Deactivating the password reset function

It is possible to deactivate the password reset function by setting a corresponding etcd entry. To disable the password reset function, the value password_management/enable_password_reset_via_email must be set to false.

Instead of the link reset password, the button forgotten password is displayed instead - provided that in the etcd a value for the entry forgot_password_text is stored. If a user clicks on the forgot password button, the text stored under forgot_password_text is displayed.

Configuration of password rules in etcd

In etcd, certain rules for passwords can be activated.
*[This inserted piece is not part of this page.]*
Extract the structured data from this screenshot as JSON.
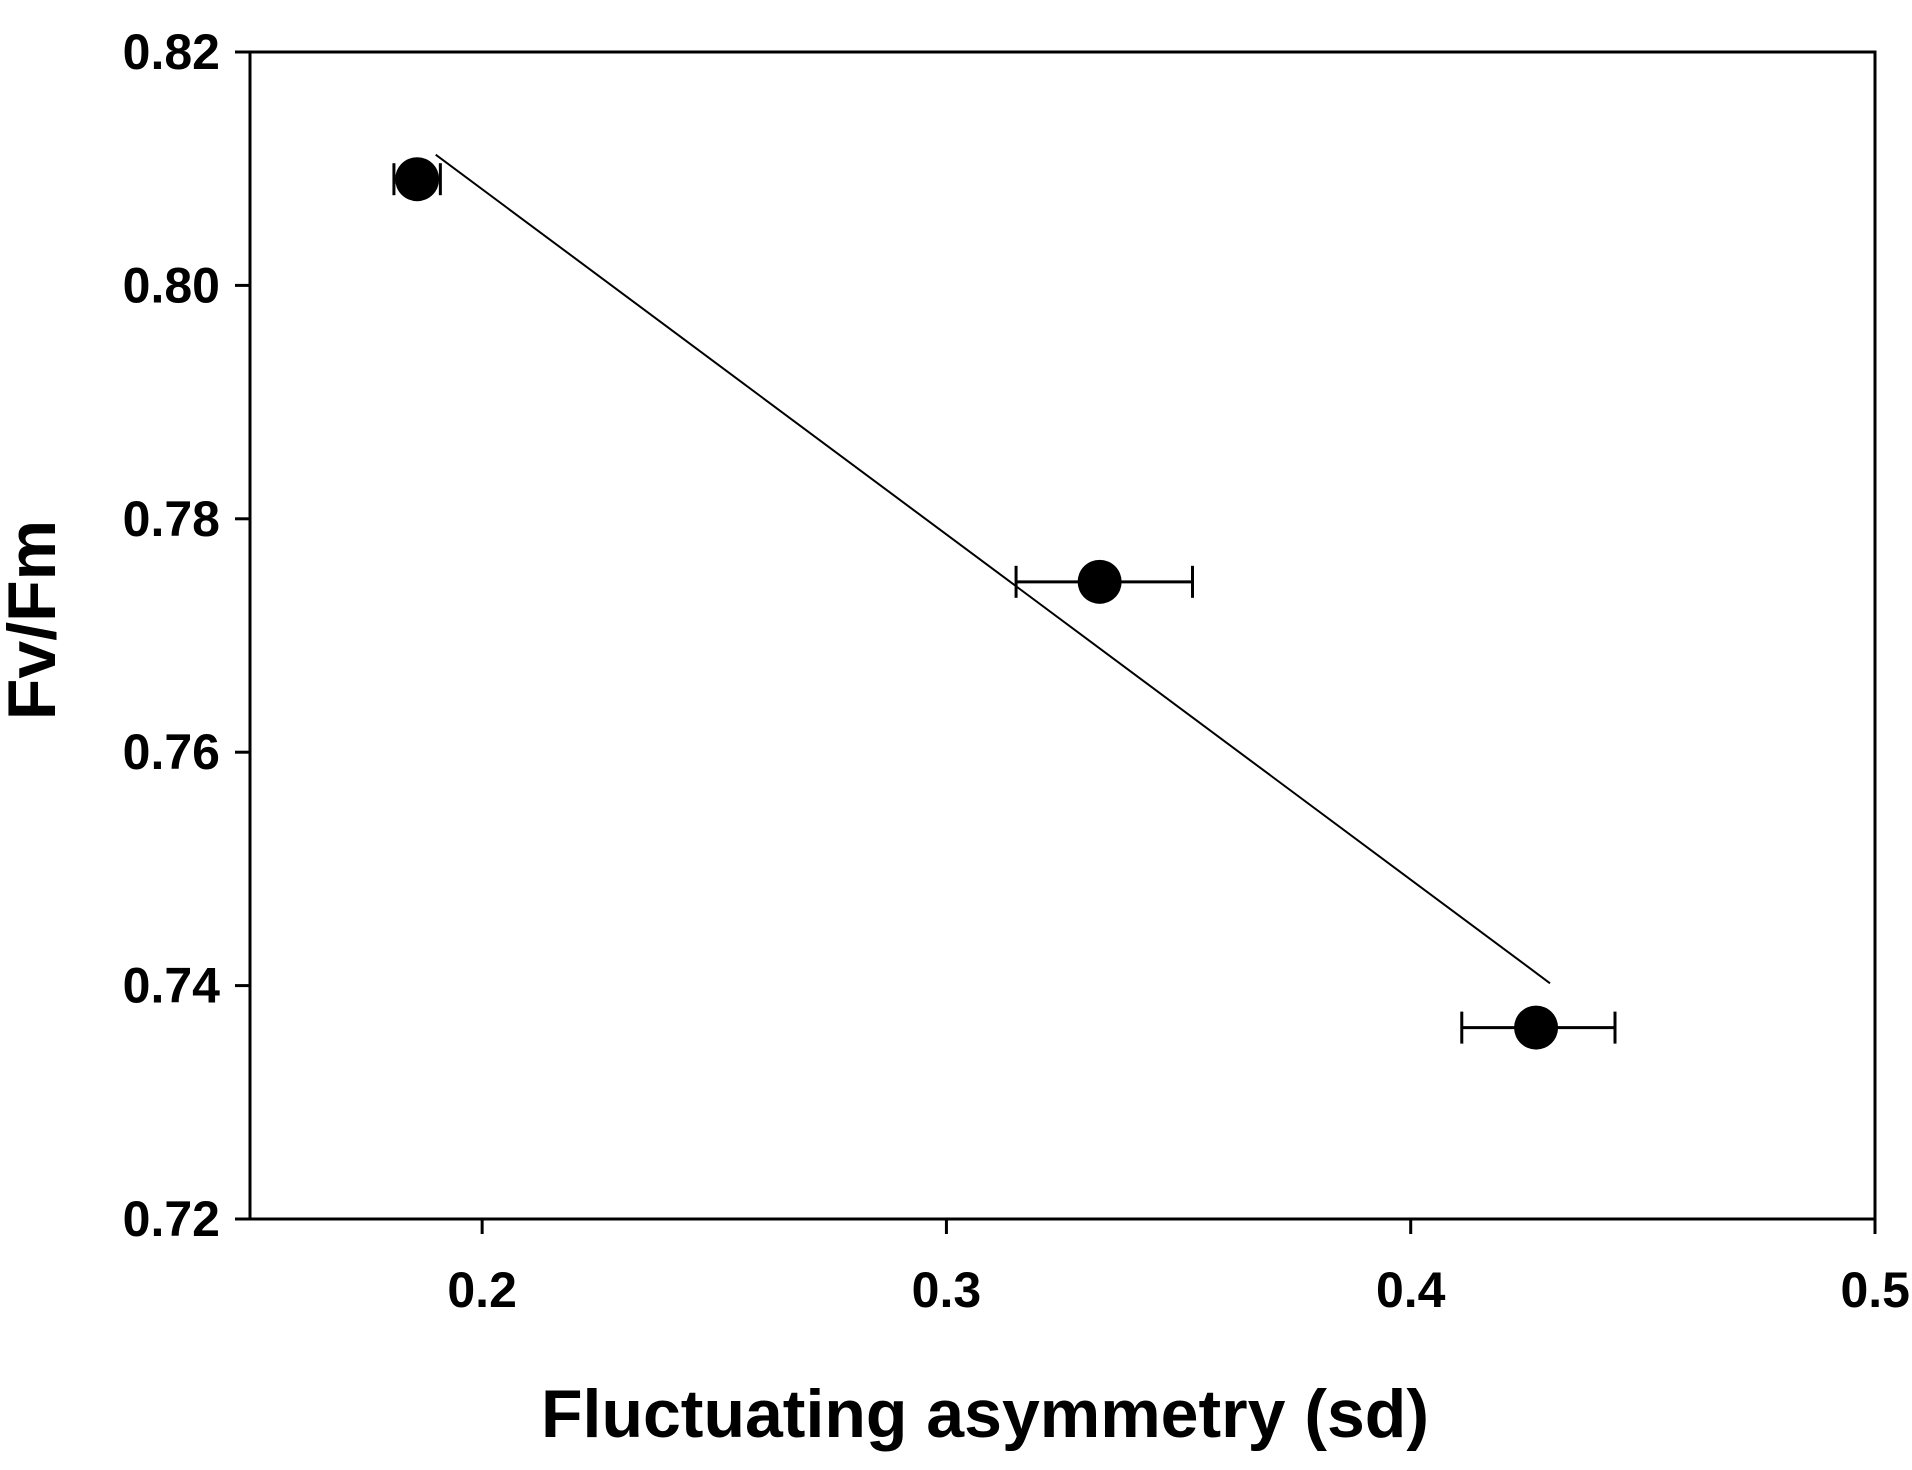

Specifically, it can be configured whether a password must contain certain characters and what the minimum length of a password must be.

With the value true the respective rule can be activated for the following entries.

  • /config/_global/password-policy/must_contain_capital_letter - specifies whether the password must contain at least one capital letter.
  • /config/_global/password-policy/must_contain_lower_case_letter - specifies whether the password must contain at least one lowercase letter.
  • /config/_global/password-policy/must_contain_digit - specifies if the password must contain at least one digit
  • /config/_global/password-policy/must_contain_special_character - indicates whether the password must contain at least one

For uppercase letters this includes the umlauts Ä, Ö and Ü, for lowercase letters it includes the umlauts ä, ö and ü and the ß. Special characters are all characters that are neither uppercase letters, lowercase letters nor numbers.

The minimum length of the password can be configured via the entry /config/_global/password-policy/min_length. A numeric integer value must be entered here. If no value is entered or a non-integer value is set, the minimum length is 1 .

The values are used by the CAS after a restart.

It should be noted that these values cannot be configured via cesapp edit-config cas, as they are global values. These values are valid for the entire CES and are therefore not Dogu-specific.